At the moment she is in the middle of Jung’s collected works. ‘He has already taught me a deeper understanding of myself and other people, and of my work as an artist. He has also made me aware that I live in a particular time and that the whole ethos and atmosphere of that time makes me what I am.

‘This has helped me to understand and appreciate other arts – and the music being written today. I don’t attempt to sing it very often because I haven’t got perfect pitch. I hear classical sounds in my head and I don’t hear today’s music well enough to be able to reproduce it. However, I do feel it’s my duty to try to understand and perform the work of as many modern composers as I can’.

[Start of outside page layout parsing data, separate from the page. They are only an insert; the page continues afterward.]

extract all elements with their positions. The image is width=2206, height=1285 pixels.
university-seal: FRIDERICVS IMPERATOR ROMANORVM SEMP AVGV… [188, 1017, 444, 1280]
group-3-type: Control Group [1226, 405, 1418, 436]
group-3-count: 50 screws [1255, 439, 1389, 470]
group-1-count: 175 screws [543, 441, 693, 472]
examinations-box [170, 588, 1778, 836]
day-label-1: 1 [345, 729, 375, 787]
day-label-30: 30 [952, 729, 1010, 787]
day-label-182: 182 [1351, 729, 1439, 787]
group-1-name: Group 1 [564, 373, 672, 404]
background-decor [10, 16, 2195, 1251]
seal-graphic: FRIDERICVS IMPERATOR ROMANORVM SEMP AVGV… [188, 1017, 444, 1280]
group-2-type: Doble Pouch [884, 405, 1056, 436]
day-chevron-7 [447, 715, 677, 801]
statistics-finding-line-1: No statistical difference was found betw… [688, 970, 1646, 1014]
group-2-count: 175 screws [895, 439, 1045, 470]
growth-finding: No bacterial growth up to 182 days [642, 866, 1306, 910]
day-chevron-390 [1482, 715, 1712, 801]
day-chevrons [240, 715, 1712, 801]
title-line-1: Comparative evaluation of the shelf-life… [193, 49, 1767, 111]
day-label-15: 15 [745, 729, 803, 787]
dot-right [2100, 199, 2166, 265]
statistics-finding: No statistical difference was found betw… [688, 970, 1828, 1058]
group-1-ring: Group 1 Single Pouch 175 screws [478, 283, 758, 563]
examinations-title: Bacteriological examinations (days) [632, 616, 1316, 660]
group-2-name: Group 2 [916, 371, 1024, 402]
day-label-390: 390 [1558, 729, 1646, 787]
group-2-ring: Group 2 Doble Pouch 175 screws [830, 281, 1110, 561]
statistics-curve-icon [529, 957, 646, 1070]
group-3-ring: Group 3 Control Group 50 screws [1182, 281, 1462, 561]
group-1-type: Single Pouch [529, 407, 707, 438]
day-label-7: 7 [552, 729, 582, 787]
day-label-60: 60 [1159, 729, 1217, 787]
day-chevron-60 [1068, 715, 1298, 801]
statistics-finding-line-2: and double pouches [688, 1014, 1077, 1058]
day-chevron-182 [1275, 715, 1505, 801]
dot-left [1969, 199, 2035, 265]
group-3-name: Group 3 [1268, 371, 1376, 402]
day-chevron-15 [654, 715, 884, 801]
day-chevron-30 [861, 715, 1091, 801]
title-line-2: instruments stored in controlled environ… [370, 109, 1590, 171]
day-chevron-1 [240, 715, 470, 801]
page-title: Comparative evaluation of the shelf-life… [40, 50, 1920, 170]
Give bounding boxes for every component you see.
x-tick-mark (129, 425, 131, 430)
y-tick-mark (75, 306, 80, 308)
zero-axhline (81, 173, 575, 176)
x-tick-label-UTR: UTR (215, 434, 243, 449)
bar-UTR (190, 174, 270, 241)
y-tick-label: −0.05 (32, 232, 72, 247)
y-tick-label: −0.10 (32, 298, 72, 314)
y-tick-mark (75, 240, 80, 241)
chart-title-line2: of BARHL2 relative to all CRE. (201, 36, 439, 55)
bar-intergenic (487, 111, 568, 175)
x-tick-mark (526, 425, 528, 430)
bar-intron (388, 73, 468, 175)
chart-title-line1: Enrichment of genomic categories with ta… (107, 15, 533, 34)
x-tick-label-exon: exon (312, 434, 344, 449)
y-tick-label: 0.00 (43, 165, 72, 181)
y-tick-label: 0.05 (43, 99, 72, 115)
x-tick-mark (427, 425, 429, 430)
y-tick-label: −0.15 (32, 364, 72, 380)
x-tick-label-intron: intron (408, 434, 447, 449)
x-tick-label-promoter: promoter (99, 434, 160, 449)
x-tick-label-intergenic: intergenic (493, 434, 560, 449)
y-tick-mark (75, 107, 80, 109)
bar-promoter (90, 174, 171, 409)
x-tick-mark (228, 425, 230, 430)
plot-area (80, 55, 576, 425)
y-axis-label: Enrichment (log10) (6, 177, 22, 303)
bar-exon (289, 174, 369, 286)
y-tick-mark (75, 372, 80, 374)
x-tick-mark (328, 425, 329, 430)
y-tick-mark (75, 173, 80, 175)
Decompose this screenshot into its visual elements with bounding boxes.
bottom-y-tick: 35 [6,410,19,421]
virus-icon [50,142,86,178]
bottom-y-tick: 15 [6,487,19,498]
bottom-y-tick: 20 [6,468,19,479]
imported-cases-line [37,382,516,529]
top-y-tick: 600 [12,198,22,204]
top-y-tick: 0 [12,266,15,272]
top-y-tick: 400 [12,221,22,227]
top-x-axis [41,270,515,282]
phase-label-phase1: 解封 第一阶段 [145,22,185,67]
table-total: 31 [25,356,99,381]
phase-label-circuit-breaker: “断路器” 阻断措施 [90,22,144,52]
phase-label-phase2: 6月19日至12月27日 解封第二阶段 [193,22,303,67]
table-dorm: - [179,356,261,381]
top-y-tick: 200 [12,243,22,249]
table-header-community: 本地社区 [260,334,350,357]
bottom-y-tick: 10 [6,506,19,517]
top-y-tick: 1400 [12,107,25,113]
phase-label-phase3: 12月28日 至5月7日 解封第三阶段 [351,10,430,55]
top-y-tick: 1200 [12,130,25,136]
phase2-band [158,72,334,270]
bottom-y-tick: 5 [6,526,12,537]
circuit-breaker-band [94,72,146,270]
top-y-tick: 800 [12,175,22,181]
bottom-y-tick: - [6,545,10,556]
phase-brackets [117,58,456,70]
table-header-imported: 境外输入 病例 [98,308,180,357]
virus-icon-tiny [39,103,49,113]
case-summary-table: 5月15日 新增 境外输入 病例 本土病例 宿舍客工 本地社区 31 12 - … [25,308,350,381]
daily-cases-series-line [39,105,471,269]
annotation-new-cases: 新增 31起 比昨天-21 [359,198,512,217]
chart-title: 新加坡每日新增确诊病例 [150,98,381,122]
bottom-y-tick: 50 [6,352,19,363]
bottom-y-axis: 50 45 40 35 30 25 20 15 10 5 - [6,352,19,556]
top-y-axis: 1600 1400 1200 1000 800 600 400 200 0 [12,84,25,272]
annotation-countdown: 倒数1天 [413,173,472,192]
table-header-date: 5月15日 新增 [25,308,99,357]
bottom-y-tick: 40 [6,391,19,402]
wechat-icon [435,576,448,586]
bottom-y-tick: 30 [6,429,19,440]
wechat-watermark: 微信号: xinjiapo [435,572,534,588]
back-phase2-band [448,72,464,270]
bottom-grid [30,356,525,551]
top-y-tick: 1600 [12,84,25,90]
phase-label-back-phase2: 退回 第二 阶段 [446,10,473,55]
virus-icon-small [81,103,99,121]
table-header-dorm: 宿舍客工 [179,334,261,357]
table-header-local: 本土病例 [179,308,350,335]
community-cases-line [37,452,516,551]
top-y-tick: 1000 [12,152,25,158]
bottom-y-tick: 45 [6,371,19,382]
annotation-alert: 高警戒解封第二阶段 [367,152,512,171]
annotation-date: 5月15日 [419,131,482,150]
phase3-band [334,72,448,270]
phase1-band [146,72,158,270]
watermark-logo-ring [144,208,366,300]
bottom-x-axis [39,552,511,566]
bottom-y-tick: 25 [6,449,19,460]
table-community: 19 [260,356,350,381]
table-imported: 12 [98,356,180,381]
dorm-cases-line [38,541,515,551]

She would love to teach. ‘But I don’t want to do it intermittently. A good teacher must be a regular one and at present I haven’t the time to give students my full attention. Still, the masterclasses I held recently in Swansea were a fabulous experience for me – it was wonderful to hear the students actually putting into practice what I had told them’.

Janet Baker has been married for ten years to a businessman. As an experiment, he is taking off the coming year to be with his wife during her tours abroad. ‘What’s the use,’ she said, ‘of spending half our time separated if we don’t need to. Still, I know it’s difficult for a man to be a hanger-on. All I can say is that my husband is unselfish enough to realise how it will help me to have him with me all the time. I know I shall be the gainer in every way’.